Well, maybe not you. You are probably in your 20s or above, which is about the age when the cops start frowning more seriously on petty vandalism. But you should, and I am being very serious here, encourage your children to engage in petty vandalism.
Not wanton vandalism, mind. There is a Goosey Night code, or at least there was among my friends and I, because we made it up. Or maybe I did, I don’t remember. It’s this: do nothing that causes actual property damage. This is less a moral principle than a selfish and borderline spiritual one; breaking stuff isn’t fun and violates the Halloween ethos of lighthearted mischief. There is also a social contract at play. Towns with cops who are chill about Goosey Night tend to have generally non-destructive Goosey Nights. Regular incidences of property damage will ensure that the cops stop being chill.
I think the point of Goosey Night is to serve as a safety valve for suburban teens to lightly buck the social order once they become too old to go trick or treating. I went trick or treating until I was 24, though, so I can’t speak to that element.
To close, here are some favorite Goosey Night experiences of mine. I’ve no idea if these will be of interest to anyone, but there’s an odd death of Goosey Night autoethnography online, so I’m making a contribution.

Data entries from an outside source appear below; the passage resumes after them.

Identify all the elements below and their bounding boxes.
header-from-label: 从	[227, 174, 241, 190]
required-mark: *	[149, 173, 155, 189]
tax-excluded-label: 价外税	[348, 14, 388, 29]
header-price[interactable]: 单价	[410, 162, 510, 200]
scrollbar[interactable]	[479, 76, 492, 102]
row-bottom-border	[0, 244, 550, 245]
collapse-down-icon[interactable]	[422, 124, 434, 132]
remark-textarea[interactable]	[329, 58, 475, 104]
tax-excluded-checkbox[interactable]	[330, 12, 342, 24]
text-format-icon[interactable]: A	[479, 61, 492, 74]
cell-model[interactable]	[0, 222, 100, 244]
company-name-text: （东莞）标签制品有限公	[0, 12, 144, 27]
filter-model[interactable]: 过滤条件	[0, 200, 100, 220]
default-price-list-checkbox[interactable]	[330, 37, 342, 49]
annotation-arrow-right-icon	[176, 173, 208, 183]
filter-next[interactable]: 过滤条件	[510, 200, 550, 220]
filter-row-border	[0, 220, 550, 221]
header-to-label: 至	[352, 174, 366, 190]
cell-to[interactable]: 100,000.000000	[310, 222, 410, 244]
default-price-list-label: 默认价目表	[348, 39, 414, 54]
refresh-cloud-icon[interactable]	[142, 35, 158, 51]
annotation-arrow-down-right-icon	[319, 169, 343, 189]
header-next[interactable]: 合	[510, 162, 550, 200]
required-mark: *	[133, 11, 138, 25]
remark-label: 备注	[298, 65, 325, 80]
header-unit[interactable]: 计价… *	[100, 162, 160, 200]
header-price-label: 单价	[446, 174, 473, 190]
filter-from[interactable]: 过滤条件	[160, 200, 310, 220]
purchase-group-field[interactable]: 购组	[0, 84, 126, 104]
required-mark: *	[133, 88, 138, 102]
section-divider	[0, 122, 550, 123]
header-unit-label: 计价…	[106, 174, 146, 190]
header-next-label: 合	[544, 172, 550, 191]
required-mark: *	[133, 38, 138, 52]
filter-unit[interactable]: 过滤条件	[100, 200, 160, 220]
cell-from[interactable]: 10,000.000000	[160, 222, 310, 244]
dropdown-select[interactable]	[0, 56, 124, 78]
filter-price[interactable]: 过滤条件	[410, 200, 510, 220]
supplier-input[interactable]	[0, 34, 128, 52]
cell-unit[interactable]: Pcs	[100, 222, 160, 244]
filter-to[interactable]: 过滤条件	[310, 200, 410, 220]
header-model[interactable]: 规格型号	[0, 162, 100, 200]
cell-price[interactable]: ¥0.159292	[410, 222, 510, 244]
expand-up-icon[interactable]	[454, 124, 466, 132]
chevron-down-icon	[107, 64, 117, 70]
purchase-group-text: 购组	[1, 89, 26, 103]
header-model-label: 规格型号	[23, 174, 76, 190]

Goosey Night is a PvP enabled zone. On my very first Goosey Night, I was 13 and traveling with a group of friends, one of whom was soaking balls of toilet paper in water from a bottle and whipping them at cars as they drove past. They hit each with a very satisfying sort of flump sound. This happened maybe five or six times until he hit a car full of high school seniors, who slammed on the brakes and chased us down. We fled for a while but then got stuck in some bushes and caught. They did not, fortunately, beat our asses, though they did take all of our toilet paper, forcing us to resupply at another friend’s house.
One wonderful year, Goosey Night coincided with Large Garbage Night. This meant that everyone in town was throwing out furniture. We dragged a couch, a recliner, and an end table into the middle of one road and were in the process of assembling a nice living room setup when a cop car drove down the street, at which point we ran away.
Another year, a friend had somehow gotten a hold of that POLICE LINE DO NOT CROSS tape. We tied this across several streets in town before we got caught. The cops fortunately thought this was very funny, though they did take our cool police tape.
A group of seniors once drove around town with a paintball gun and eggs and riddled every group they came across with both, including us, twice. The second time they did it right as the cops came around the corner and we got to witness a very brief police chase.
One night my friend (the water bottle kid) and I found a weird little industrial are behind high fence in a cul-de-sac that we had never seen before and could never find again.
We figured out how to get up on the roof of the high school and mess with all the controls for what I assume was the climate control system and turn on all the roof lights. I then made out with [name redacted] before the cops once again showed up and we had to sort of jump down and run into the woods, where I hid under a log with a kid who later pretended to join the military (like, he bought an army uniform and posted pictures in it on Facebook about it and disappeared for a while to go to “basic training”) for about six months before it came out that he had just made it up.
If you have any Goosey Night stories of you own, please post them in the comments or send them to me on Twitter; I really want to read them.
That’s it. You need to be Gooseymaxxing.
Interesting! We thought everyone celebrated Devil’s Night as we call it in the Midwest. I frankly don’t know anyone who isn’t aware of the night before Halloween and its traditions. Same ones you call out in this piece. Nice post.